Recent advances in robotics have increasingly been reliant on visual action (VLA) models, but expanding these systems requires vast amounts of expensive, human-generated data, and struggles to adapt to new situations. Haozhan Li, Yuxin Zuo, and Jiale Yu together with colleagues address these challenges by introducing SimpleVLA-RL, a new framework that leverages reinforcement learning to train VLA models more efficiently. This innovative approach significantly reduces the need for large datasets, allows for robust performance in the face of unfamiliar tasks, clearly outperforms existing monitored learning methods on benchmark platforms such as Libero and Robotwin. The team's work not only improves robotics functionality, but also reveals surprising behavior during training, identifying previously unseen patterns of how the robot manipulates the manipulation of objects, suggesting paths to more adaptive and intelligent robotic systems.

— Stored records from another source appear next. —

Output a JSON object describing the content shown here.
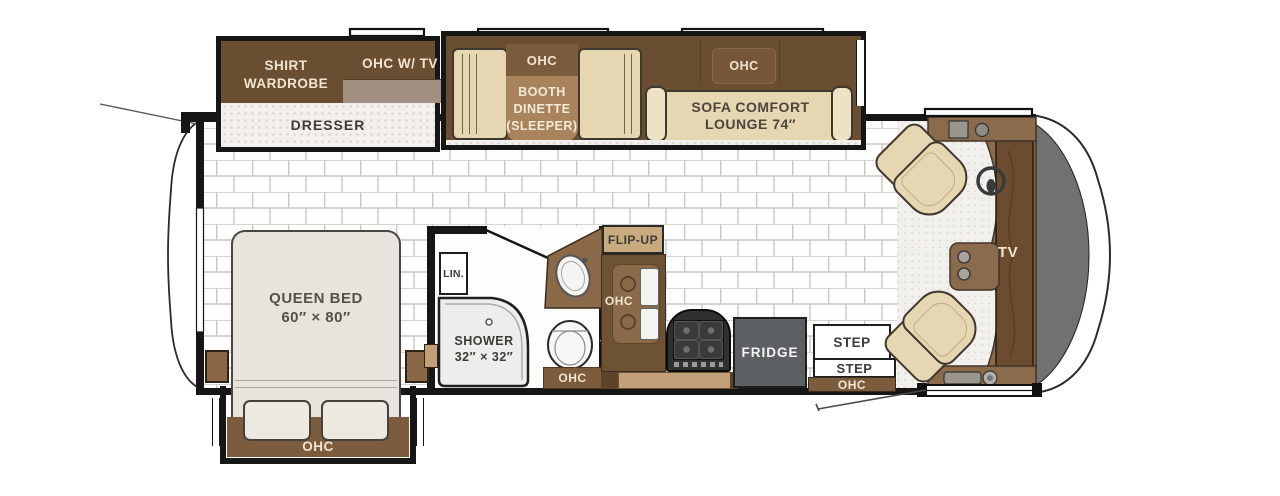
{
  "title": "Motorhome floor plan",
  "colors": {
    "cabinet-dark": "#6a4e31",
    "cabinet-mid": "#8a6a48",
    "cabinet-light": "#a8835c",
    "band-brown": "#7b5d3d",
    "counter-tan": "#c3a178",
    "upholstery-tan": "#e6d6b1",
    "upholstery-light": "#eee2c4",
    "bed-gray": "#e6e4dd",
    "speckle-bg": "#f2f0ec",
    "speckle-dot": "#d8d3cb",
    "wall-black": "#161616",
    "fridge-gray": "#5d6063",
    "windshield-gray": "#6f7173",
    "dash-brown": "#8a6b4b",
    "cream-text": "#f1e5d1",
    "dark-text": "#3e3b36"
  },
  "bedroom": {
    "wardrobe_label": "SHIRT\nWARDROBE",
    "ohc_tv_label": "OHC W/ TV",
    "dresser_label": "DRESSER",
    "bed_label": "QUEEN BED\n60″ × 80″",
    "bed_ohc_label": "OHC"
  },
  "dinette": {
    "ohc_label": "OHC",
    "table_label": "BOOTH\nDINETTE\n(SLEEPER)"
  },
  "sofa": {
    "ohc_label": "OHC",
    "label": "SOFA COMFORT\nLOUNGE 74″"
  },
  "bathroom": {
    "linen_label": "LIN.",
    "shower_label": "SHOWER\n32″ × 32″",
    "ohc_label": "OHC"
  },
  "kitchen": {
    "flip_up_label": "FLIP-UP",
    "ohc_label": "OHC",
    "fridge_label": "FRIDGE"
  },
  "entry": {
    "step_upper_label": "STEP",
    "step_lower_label": "STEP",
    "ohc_label": "OHC"
  },
  "cockpit": {
    "tv_label": "TV"
  }
}
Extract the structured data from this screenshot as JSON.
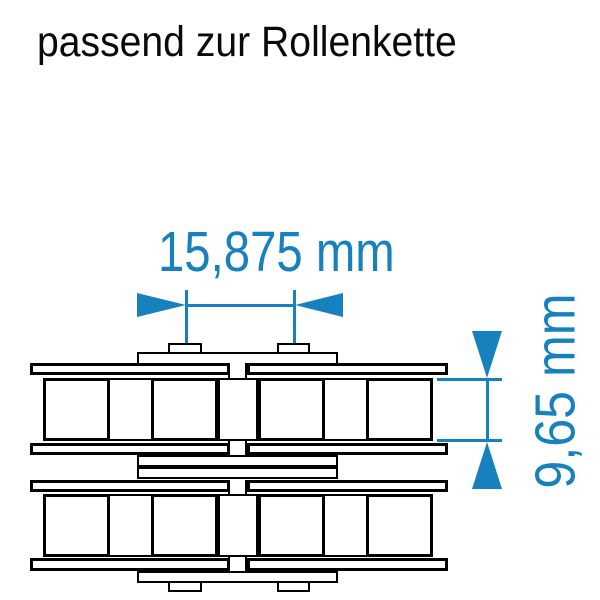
{
  "title": "passend zur Rollenkette",
  "dimensions": {
    "pitch": {
      "label": "15,875 mm",
      "value": "15,875",
      "unit": "mm"
    },
    "inner_width": {
      "label": "9,65 mm",
      "value": "9,65",
      "unit": "mm"
    }
  },
  "drawing": {
    "subject": "double-strand roller chain, side view",
    "strands": 2,
    "rollers_per_strand": 4
  },
  "colors": {
    "dimension_blue": "#1781BE",
    "line_black": "#000000",
    "background": "#FFFFFF"
  }
}
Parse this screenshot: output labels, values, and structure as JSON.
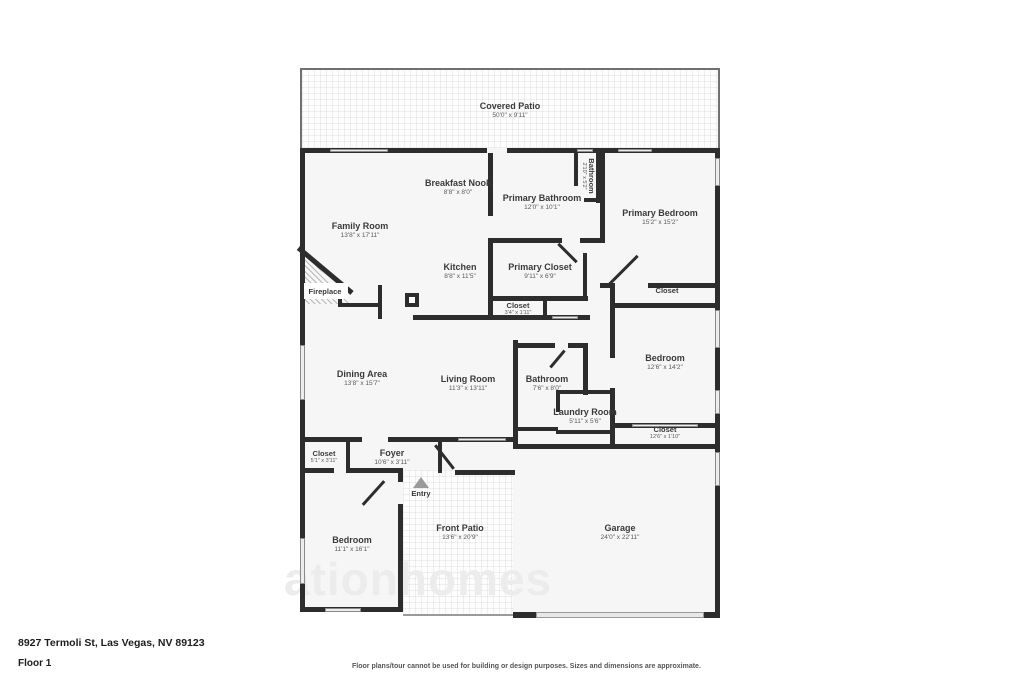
{
  "meta": {
    "type": "floor-plan"
  },
  "watermark": "ationhomes",
  "footer": {
    "address": "8927 Termoli St, Las Vegas, NV 89123",
    "floor": "Floor 1",
    "disclaimer": "Floor plans/tour cannot be used for building or design purposes. Sizes and dimensions are approximate."
  },
  "colors": {
    "wall": "#2d2d2d",
    "room_fill": "#f6f6f6",
    "label_text": "#3a3a3a",
    "dims_text": "#5a5a5a"
  },
  "rooms": {
    "covered_patio": {
      "name": "Covered Patio",
      "dims": "50'0\" x 9'11\""
    },
    "breakfast_nook": {
      "name": "Breakfast Nook",
      "dims": "8'8\" x 8'0\""
    },
    "primary_bathroom": {
      "name": "Primary Bathroom",
      "dims": "12'0\" x 10'1\""
    },
    "wc_bathroom": {
      "name": "Bathroom",
      "dims": "2'10\" x 5'2\""
    },
    "primary_bedroom": {
      "name": "Primary Bedroom",
      "dims": "15'2\" x 15'2\""
    },
    "family_room": {
      "name": "Family Room",
      "dims": "13'8\" x 17'11\""
    },
    "kitchen": {
      "name": "Kitchen",
      "dims": "8'8\" x 11'5\""
    },
    "primary_closet": {
      "name": "Primary Closet",
      "dims": "9'11\" x 6'9\""
    },
    "fireplace": {
      "name": "Fireplace"
    },
    "closet_primary": {
      "name": "Closet"
    },
    "closet_kitchen": {
      "name": "Closet",
      "dims": "3'4\" x 1'11\""
    },
    "bedroom_right": {
      "name": "Bedroom",
      "dims": "12'6\" x 14'2\""
    },
    "closet_bedroom_right": {
      "name": "Closet",
      "dims": "12'6\" x 1'10\""
    },
    "dining_area": {
      "name": "Dining Area",
      "dims": "13'8\" x 15'7\""
    },
    "living_room": {
      "name": "Living Room",
      "dims": "11'3\" x 13'11\""
    },
    "bathroom": {
      "name": "Bathroom",
      "dims": "7'6\" x 8'0\""
    },
    "laundry_room": {
      "name": "Laundry Room",
      "dims": "5'11\" x 5'6\""
    },
    "closet_hall": {
      "name": "Closet",
      "dims": "5'1\" x 3'11\""
    },
    "foyer": {
      "name": "Foyer",
      "dims": "10'6\" x 3'11\""
    },
    "entry": {
      "name": "Entry"
    },
    "bedroom_left": {
      "name": "Bedroom",
      "dims": "11'1\" x 16'1\""
    },
    "front_patio": {
      "name": "Front Patio",
      "dims": "13'6\" x 20'9\""
    },
    "garage": {
      "name": "Garage",
      "dims": "24'0\" x 22'11\""
    }
  }
}
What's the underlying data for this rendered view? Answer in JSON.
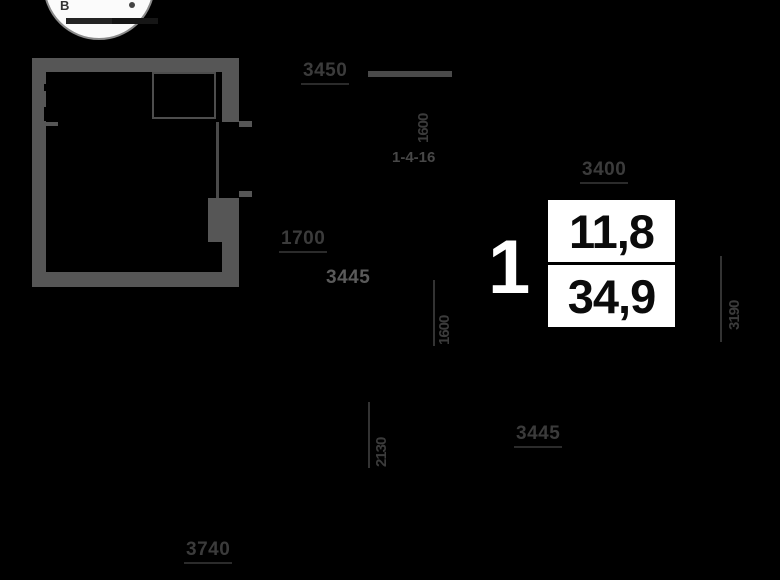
{
  "compass": {
    "east_label": "В"
  },
  "unit": {
    "rooms": "1",
    "living_area": "11,8",
    "total_area": "34,9"
  },
  "dimensions": [
    {
      "value": "3450"
    },
    {
      "value": "1600"
    },
    {
      "value": "1-4-16"
    },
    {
      "value": "1700"
    },
    {
      "value": "3445"
    },
    {
      "value": "1600"
    },
    {
      "value": "2130"
    },
    {
      "value": "3400"
    },
    {
      "value": "3445"
    },
    {
      "value": "3190"
    },
    {
      "value": "3740"
    }
  ],
  "colors": {
    "background": "#000000",
    "walls": "#565656",
    "dimension_text": "#3b3b3b",
    "panel_background": "#ffffff",
    "panel_text": "#0b0b0b",
    "unit_number_text": "#ffffff"
  }
}
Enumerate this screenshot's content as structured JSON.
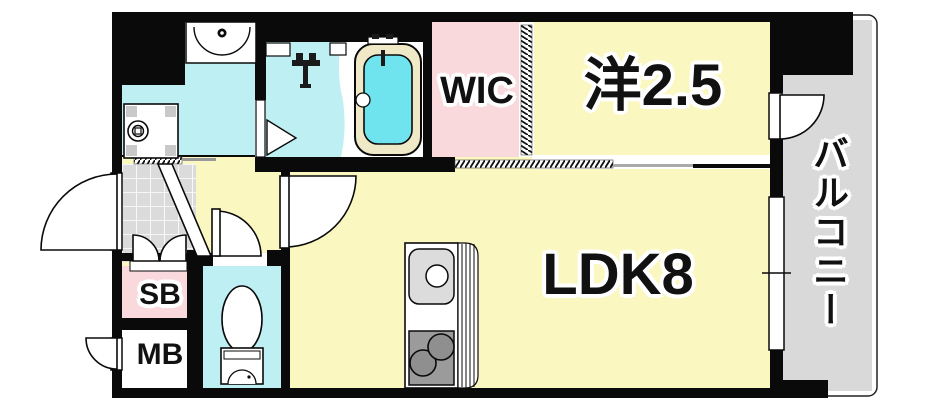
{
  "page": {
    "type": "apartment-floor-plan"
  },
  "rooms": {
    "ldk": {
      "label": "LDK8"
    },
    "western": {
      "label": "洋2.5"
    },
    "wic": {
      "label": "WIC"
    },
    "balcony": {
      "label": "バルコニー"
    },
    "shoe_box": {
      "label": "SB"
    },
    "meter_box": {
      "label": "MB"
    }
  },
  "fixtures": [
    "vanity-sink-icon",
    "washing-machine-pan-icon",
    "shower-faucet-icon",
    "bathtub-icon",
    "toilet-icon",
    "kitchen-sink-icon",
    "stove-icon"
  ],
  "colors": {
    "wall": "#0a0a0a",
    "room_yellow": "#fbf7c0",
    "wet_cyan": "#beeff3",
    "tub_cyan": "#6fe3ee",
    "closet_pink": "#f9d9dc",
    "floor_gray": "#d9d9d9",
    "tub_rim": "#efe9c8",
    "stove_gray": "#9b9b9b"
  }
}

Learning robots through language and enhancement
The Vision-Language-active (VLA) model has emerged as a powerful approach to robot manipulation. Despite recent advances with large-scale pre-training and supervised fine-tuning, these models face challenges related to the rarity of robotic data for a wide range of human manipulation and the limited ability to generalize to new tasks. Inspired by the successful application of reinforcement learning to large-scale language models, researchers are investigating whether this technique can enhance robotic learning and improve sample efficiency and adaptability. In this work, we can use reinforcement learning to train VLA models, reduce reliance on a wide range of datasets, allow robots to learn from limited demonstrations, explore new task variations, and ultimately create more robust and reliable robotic systems.
Robotics learns from reinforcement learning technology
SimpleVLA-RL presents a new framework for training robots using reinforcement learning that addresses the limitations of current visual language action (VLA) models. Researchers recognized that scaling VLA models requires a significant amount of human-manipulated robot data, which is expensive and lacking, and that these models often struggle to generalize. Inspired by recent success using reinforcement learning to improve inference in large-scale language models, the team investigated whether a similar approach could enhance long-distance action planning in VLA systems. This work builds on the existing reinforcement learning framework of language models and introduces SimpleVla-RL that fits the unique challenges of robot control.
Key innovations include VLA-specific trajectory sampling, optimized loss calculations, and parallel multi-environment rendering to accelerate training. Experiments show that SimpleVla-RL achieves cutting-edge performance with benchmark robot platforms Libero and Robotwin 1.0 and 2.0, consistently improving success rates by 10-15%. In particular, the team observed a significant improvement in data efficiency. With only one demo per task, the supplementary learning increased the success rate of libero from 17.
1% to 91. 7%. Furthermore, the system demonstrated strong generalization capabilities across spatial arrangement, objects, and tasks. The surprising result is the discovery of a “push cut,” a novel pattern of behavior presented by policy during training, indicating that the system has learned strategies that are not present in the initial monitored data. Simulation-trained policies were successfully transferred to real-world robots, demonstrating the possibilities of practical deployment without extensive real-world training data.
Robot operation can be learned from limited experience
This study introduces SimpleVla-RL, a new framework that uses reinforcement learning to train visual language action models in Robotic Manipulation. This approach addresses important limitations of current methods. This relies on a large dataset of human-manipulated robot movements that are expensive, difficult to obtain, and often struggle to generalize to new situations. SimpleVLA-RL demonstrates improved performance for benchmark tasks, surpassing existing monitored fine-tuning methods to achieve cutting-edge results on both simulated and real robotic platforms. In particular, this framework not only reduces the need for extensive pre-recorded data, but also allows for more robust performance when faced with unfamiliar tasks and environments. During training, the system unexpectedly discovered a new strategy called “push cuts.” This indicates the ability to learn beyond the patterns present in the initial training data.